How Can Redskins Fix a Third-down Defense That is By Far NFL’s Worst?

The Redskins’ struggles to get off the field on third down continued on Sunday against the Cleveland Browns. It is a trend they must reverse soon because three-turnover games are not exactly the norm in the NFL.

Happy and relieved to be 2-2 after opening the season with a pair of home losses, Washington’s challenge this week is to contain Baltimore and quarterback Joe Flacco.

The Ravens aren’t exactly an offensive juggernaut so far. They are tied for 18th in points per game (21.0) and 27th in yards per play (4.95). They are also below average at converting third downs (39.34 percent, 19th overall).

But the Redskins are much, much worse in that area on defense. Through four games their defense has allowed a first down on 57.5 percent of third-down attempts. That ranks last in the NFL by an enormous margin.

Detroit is next worst at 31st overall at 47.06 percent and there is almost no gap with New England, which is 30th at 46.15 percent. The exact midpoint – 16th overall – is 40.82 percent (Carolina).

“It just isn’t good enough,” linebacker Will Compton said.

So what’s the problem?

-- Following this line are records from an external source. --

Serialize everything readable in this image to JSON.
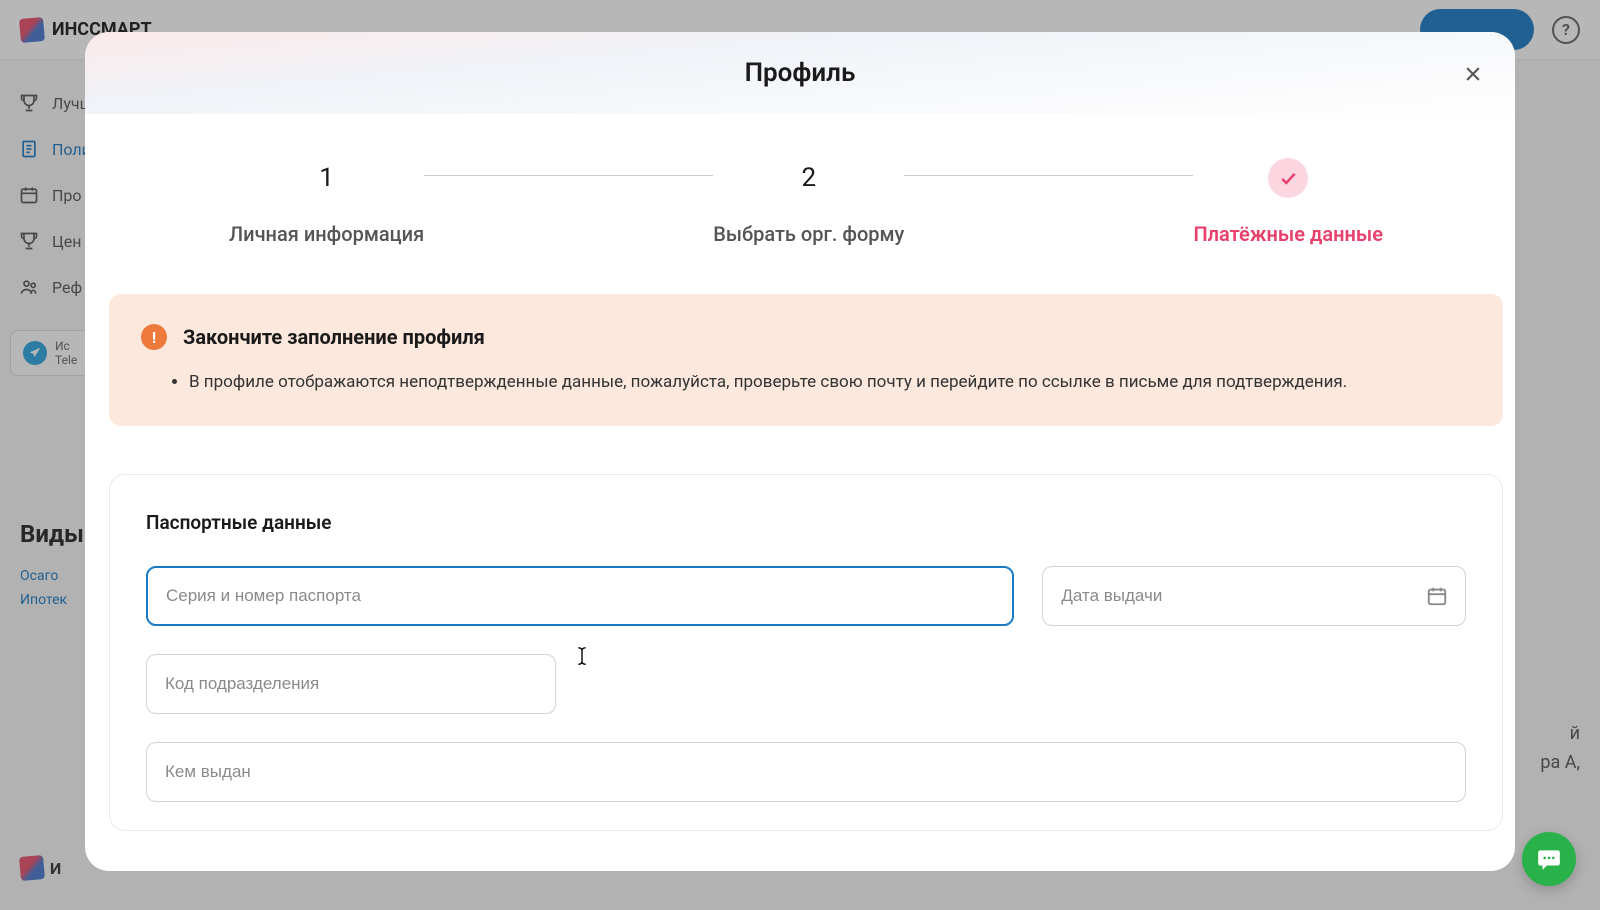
{
  "header": {
    "brand": "ИНССМАРТ"
  },
  "sidebar": {
    "items": [
      {
        "label": "Лучш"
      },
      {
        "label": "Поли"
      },
      {
        "label": "Про"
      },
      {
        "label": "Цен"
      },
      {
        "label": "Реф"
      }
    ],
    "telegram_line1": "Ис",
    "telegram_line2": "Tele"
  },
  "main": {
    "heading": "Виды",
    "links": [
      "Осаго",
      "Ипотек"
    ]
  },
  "bg_right": {
    "line1": "й",
    "line2": "ра А,"
  },
  "modal": {
    "title": "Профиль",
    "steps": [
      {
        "num": "1",
        "label": "Личная информация"
      },
      {
        "num": "2",
        "label": "Выбрать орг. форму"
      },
      {
        "num": "✓",
        "label": "Платёжные данные"
      }
    ],
    "warning": {
      "title": "Закончите заполнение профиля",
      "item": "В профиле отображаются неподтвержденные данные, пожалуйста, проверьте свою почту и перейдите по ссылке в письме для подтверждения."
    },
    "form": {
      "section_title": "Паспортные данные",
      "passport_placeholder": "Серия и номер паспорта",
      "date_placeholder": "Дата выдачи",
      "code_placeholder": "Код подразделения",
      "issued_placeholder": "Кем выдан"
    }
  }
}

Poor tackling is an issue. Washington coach Jay Gruden noted that his team missed 11 tackles in a 31-20 win over the Cleveland Browns on Sunday. There have been injuries in the secondary. The Redskins have played top-notch wide receivers (Pittsburgh’s Antonio Brown, Dallas’ Dez Bryant, New York’s Odell Beckham, Jr.). The linebackers aren’t very fast and the defensive front is largely anonymous.

But that still doesn’t explain these confounding numbers: Washington has allowed six of eight first downs when its opponent is facing a 3rd-and-10 or more. On any situation 3rd-and-8 or higher that number is 14-for-21 when the opposing offense passes.

Seven NFL defenses have met or bettered Gruden’s philosophy of stopping offenses 35 percent of the time on third down. The Redskins are not close to that. Maybe more troubling is its not like they are handing out 3rd-and-short situations.

Opponents have faced 3rd-and-3 or closer only 12 times vs. Washington. They have converted nine of those plays for first downs, of course. But that’s at least somewhat expected. It is the 3rd-and-longs that are a killer and have to stop.

“We’ve played zone and got beat. We played man-to-man yesterday and guys won the one-on-one matchups for Cleveland, some good throws, some good catches,” Gruden said. “We’ve tried everything. We’re just going to continue to mix it up and do some things and hopefully get more pressure on the quarterback and cover better. That’s all we can do.”